Not sure if this is right, but isn't the expected distance the same as the distance from the point which is equidistant from all 3 sides (the incenter)? The shortest distance from a point to a side is the perpendicular from the point.

The inradius times the semiperimeter is the area, which is 1/2 x 1/2x sqrt(3) = (sqrt3)/4. The semiperimeter is 3/2, so the inradius is (sqrt3)/6.

The expected distance is just sqrt(3)x6 = sqrt(3)...I think

Yes.

There is an even stronger argument for the answer to your first question.

Can you find it?

[CaptainEd]

I presume that ANY location inside the triangle would give the same result. If so, then if he starts at one corner and simply goes to the opposite side and back, it would be the same length. That height is Sqrt(3)/2, and going there and back is sqrt(3).

[bonanova]

I presume that ANY location inside the triangle would give the same result. If so, then if he starts at one corner and simply goes to the opposite side and back, it would be the same length. That height is Sqrt(3)/2, and going there and back is sqrt(3).

That's correct, and fairly straightforward to prove.

Once you have that, you can choose any point.

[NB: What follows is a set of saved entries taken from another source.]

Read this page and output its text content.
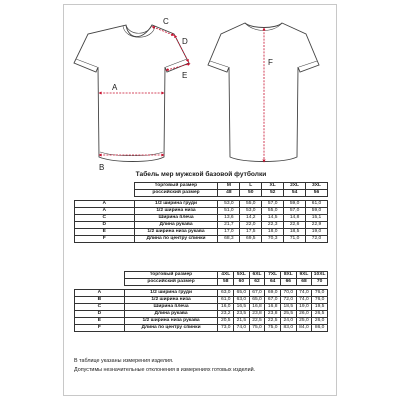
A
B
C
D
E
F
Табель мер мужской базовой футболки
	торговый размер	M	L	XL	2XL	3XL
	российский размер	48	50	52	54	56

A	1/2 ширина груди	53,0	55,0	57,0	59,0	61,0
A	1/2 ширина низа	51,0	53,0	55,0	57,0	59,0
C	Ширина плеча	13,6	14,2	14,5	14,8	15,1
D	Длина рукава	21,7	22,0	22,3	22,6	22,9
E	1/2 ширина низа рукава	17,0	17,5	18,0	18,5	19,0
F	Длина по центру спинки	68,3	69,5	70,3	71,0	72,0
	торговый размер	4XL	5XL	6XL	7XL	8XL	9XL	10XL
	российский размер	58	60	62	64	66	68	70

A	1/2 ширина груди	63,0	65,0	67,0	69,0	70,0	74,0	76,0
B	1/2 ширина низа	61,0	63,0	65,0	67,0	72,0	74,0	76,0
C	Ширина плеча	16,0	16,5	16,8	16,8	18,5	19,0	19,5
D	Длина рукава	23,2	23,5	23,8	23,8	25,5	26,0	26,5
E	1/2 ширина низа рукава	20,5	21,5	22,5	22,5	24,0	25,0	26,0
F	Длина по центру спинки	73,0	74,0	75,0	75,0	83,0	84,0	86,0
В таблице указаны измерения изделия.
Допустимы незначительные отклонения в измерениях готовых изделий.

Your choice is the simplest; Next's was nice also.

BTW, any point along the line from the center to a vertex works also.

As one distance increases, the other two decrease at sin[30^o] - 1/2 that rate keeping the total constant.

For points off the lines of symmetry, inspect the areas of the three triangles defined by the starting point and the three pairs of vertices.

Equate their sum to the area of the large triangle and you have it.

[Guest]

If I understand the responses so far, the claim is that the ant travels the same distance no matter where in the triangle he starts.

But

If the ant starts at the center of the triangle (a distance of Sqrt(3)/4 from each side), his total distance travelled is 3 * sqrt(3) /2. But, if the ant starts in a corner, the distance to the far side is almost 1, so that the ant's total distance travelled appears to approach 2 as the ant gets closer to a corner of the triangle.

[bonanova]

If I understand the responses so far, the claim is that the ant travels the same distance no matter where in the triangle he starts.

But

If the ant starts at the center of the triangle (a distance of Sqrt(3)/4 from each side), his total distance travelled is 3 * sqrt(3) /2. But, if the ant starts in a corner, the distance to the far side is almost 1, so that the ant's total distance travelled appears to approach 2 as the ant gets closer to a corner of the triangle.

From center to side is 1/3 of the altitude or Sqrt(3)/6.

Three short trips = 1 long one.